Descriptions, Reviews, Etc.
Publisher Description:
The Fate of Difficulty in the Poetry of Our Time offers original readings of poems composed in this century--poems that are challenging to follow, challenging to understand, challenging to discuss, and challenging to enjoy. Difficult poetry of the past relied on allusion, syntactic complexity, free association, and strange juxtapositions. The new poetry breaks with the old in its stunning variety; its questioning of inherited values, labels, and narratives; its multilingualism; its origin in and production of unnamed affects; and its coherence around critical and social theorists as much as other poets.

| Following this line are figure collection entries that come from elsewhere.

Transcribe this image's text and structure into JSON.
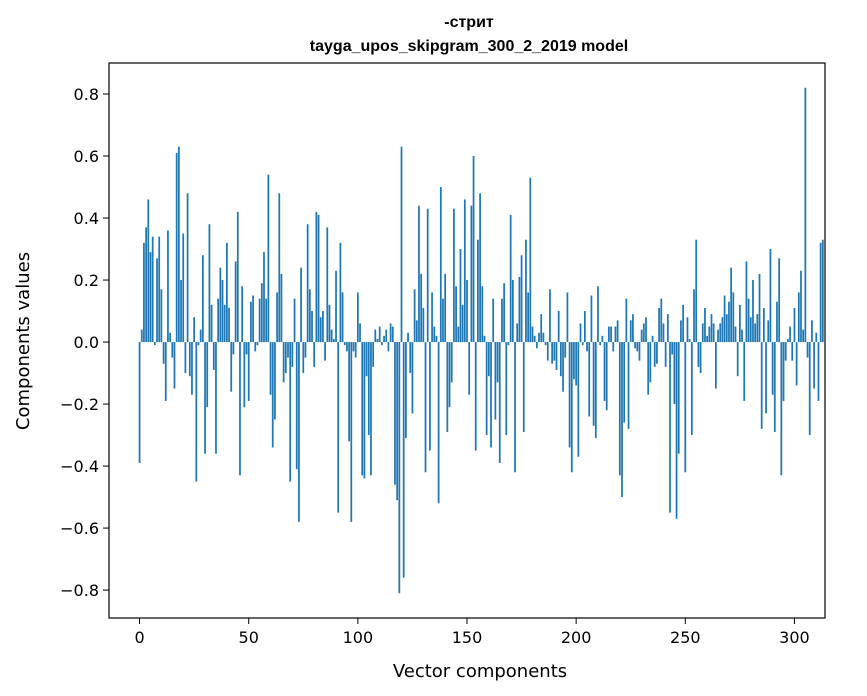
{
  "chart_data": {
    "type": "bar",
    "title_line1": "-стрит",
    "title_line2": "tayga_upos_skipgram_300_2_2019 model",
    "xlabel": "Vector components",
    "ylabel": "Components values",
    "xlim": [
      -14,
      314
    ],
    "ylim": [
      -0.89,
      0.9
    ],
    "xticks": [
      0,
      50,
      100,
      150,
      200,
      250,
      300
    ],
    "xtick_labels": [
      "0",
      "50",
      "100",
      "150",
      "200",
      "250",
      "300"
    ],
    "yticks": [
      -0.8,
      -0.6,
      -0.4,
      -0.2,
      0.0,
      0.2,
      0.4,
      0.6,
      0.8
    ],
    "ytick_labels": [
      "−0.8",
      "−0.6",
      "−0.4",
      "−0.2",
      "0.0",
      "0.2",
      "0.4",
      "0.6",
      "0.8"
    ],
    "bar_color": "#1f77b4",
    "values": [
      -0.39,
      0.04,
      0.32,
      0.37,
      0.46,
      0.29,
      0.34,
      -0.01,
      0.27,
      0.34,
      0.17,
      -0.07,
      -0.19,
      0.36,
      0.03,
      -0.05,
      -0.15,
      0.61,
      0.63,
      0.2,
      0.35,
      -0.1,
      0.48,
      -0.11,
      -0.17,
      0.08,
      -0.45,
      -0.01,
      0.04,
      0.28,
      -0.36,
      -0.21,
      0.38,
      0.12,
      -0.09,
      -0.36,
      0.14,
      0.24,
      0.2,
      0.12,
      0.32,
      0.11,
      -0.16,
      -0.04,
      0.26,
      0.42,
      -0.43,
      0.18,
      -0.21,
      -0.04,
      -0.19,
      0.13,
      0.15,
      -0.03,
      -0.01,
      0.14,
      0.19,
      0.29,
      0.14,
      0.54,
      -0.17,
      -0.34,
      -0.25,
      0.16,
      0.48,
      0.22,
      -0.13,
      -0.1,
      -0.05,
      -0.45,
      -0.08,
      0.14,
      -0.41,
      -0.58,
      0.24,
      -0.1,
      -0.05,
      0.38,
      0.17,
      0.1,
      -0.08,
      0.42,
      0.41,
      0.08,
      0.1,
      -0.06,
      0.37,
      0.12,
      0.04,
      0.01,
      0.23,
      -0.55,
      0.32,
      0.16,
      -0.01,
      -0.03,
      -0.32,
      -0.58,
      -0.03,
      -0.05,
      0.16,
      0.06,
      -0.43,
      -0.44,
      -0.11,
      -0.3,
      -0.43,
      -0.08,
      0.04,
      0.01,
      0.05,
      -0.01,
      0.02,
      0.04,
      -0.03,
      0.06,
      0.05,
      -0.46,
      -0.51,
      -0.81,
      0.63,
      -0.76,
      -0.31,
      0.03,
      -0.1,
      -0.23,
      0.17,
      0.07,
      0.44,
      0.22,
      0.11,
      -0.42,
      0.43,
      -0.35,
      0.16,
      0.05,
      0.02,
      -0.52,
      0.5,
      0.14,
      0.22,
      -0.29,
      -0.21,
      -0.13,
      0.43,
      0.18,
      0.05,
      0.3,
      0.12,
      0.46,
      0.2,
      -0.17,
      0.44,
      0.6,
      -0.35,
      0.33,
      0.48,
      0.18,
      0.02,
      -0.3,
      -0.11,
      -0.34,
      0.14,
      -0.25,
      -0.13,
      -0.39,
      0.14,
      0.19,
      -0.3,
      -0.01,
      0.41,
      0.2,
      -0.42,
      0.06,
      0.21,
      0.28,
      -0.29,
      0.33,
      0.16,
      0.53,
      0.05,
      0.02,
      -0.02,
      0.03,
      0.09,
      0.03,
      -0.01,
      -0.06,
      0.17,
      -0.07,
      -0.06,
      -0.09,
      0.1,
      -0.11,
      -0.16,
      -0.05,
      0.16,
      -0.34,
      -0.42,
      -0.12,
      -0.14,
      -0.37,
      0.06,
      -0.01,
      0.1,
      -0.03,
      -0.24,
      0.15,
      -0.27,
      -0.31,
      0.18,
      -0.01,
      0.02,
      -0.19,
      -0.22,
      0.05,
      0.05,
      -0.03,
      0.05,
      0.07,
      -0.43,
      -0.5,
      -0.26,
      0.14,
      -0.28,
      0.07,
      0.09,
      -0.02,
      -0.03,
      -0.06,
      0.04,
      0.06,
      0.08,
      -0.17,
      -0.13,
      0.02,
      -0.08,
      -0.07,
      0.11,
      0.14,
      0.06,
      -0.08,
      0.09,
      -0.55,
      -0.04,
      -0.2,
      -0.57,
      -0.36,
      0.07,
      0.12,
      -0.42,
      0.08,
      0.01,
      -0.3,
      0.17,
      0.33,
      -0.08,
      -0.1,
      0.06,
      0.11,
      0.02,
      0.05,
      0.09,
      0.06,
      -0.15,
      0.04,
      0.06,
      0.08,
      0.15,
      0.09,
      0.13,
      0.24,
      0.16,
      0.05,
      -0.11,
      0.12,
      0.04,
      -0.19,
      0.26,
      0.14,
      0.08,
      0.2,
      0.06,
      0.09,
      0.22,
      -0.28,
      0.11,
      -0.23,
      0.07,
      0.3,
      -0.17,
      -0.29,
      0.13,
      0.27,
      -0.43,
      -0.19,
      -0.06,
      0.01,
      0.05,
      -0.06,
      0.11,
      -0.14,
      0.16,
      0.23,
      0.04,
      0.82,
      -0.05,
      -0.3,
      0.07,
      -0.15,
      0.03,
      -0.19,
      0.32,
      0.33
    ]
  }
}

The essays in this volume include poets writing on the works of a younger generation (Lyn Hejinian on Paolo Javier, Bob Perelman on Rachel Zolf, Roberto Tejada on Rosa Alcal ), influential writers addressing the work of peers (Ben Lerner on Maggie Nelson, Michael W. Clune on Aaron Kunin), critics making imaginative leaps to encompass challenging work (Brian M. Reed on Sherwin Bitsui, Siobhan Philips on Juliana Spahr), and younger scholars coming to terms with poets who continue to govern new poetic experimentation (Joseph Jeon on Myung Mi Kim, Lytle Shaw on Lisa Robertson).

In pairings that are both intuitive (Marjorie Perloff on Craig Dworkin) and unexpected (Langdon Hammer on Srikanth Reddy), The Fate of Difficulty in the Poetry of Our Time illuminates the myriad pathways and strategies for exploring difficult poetry of the present.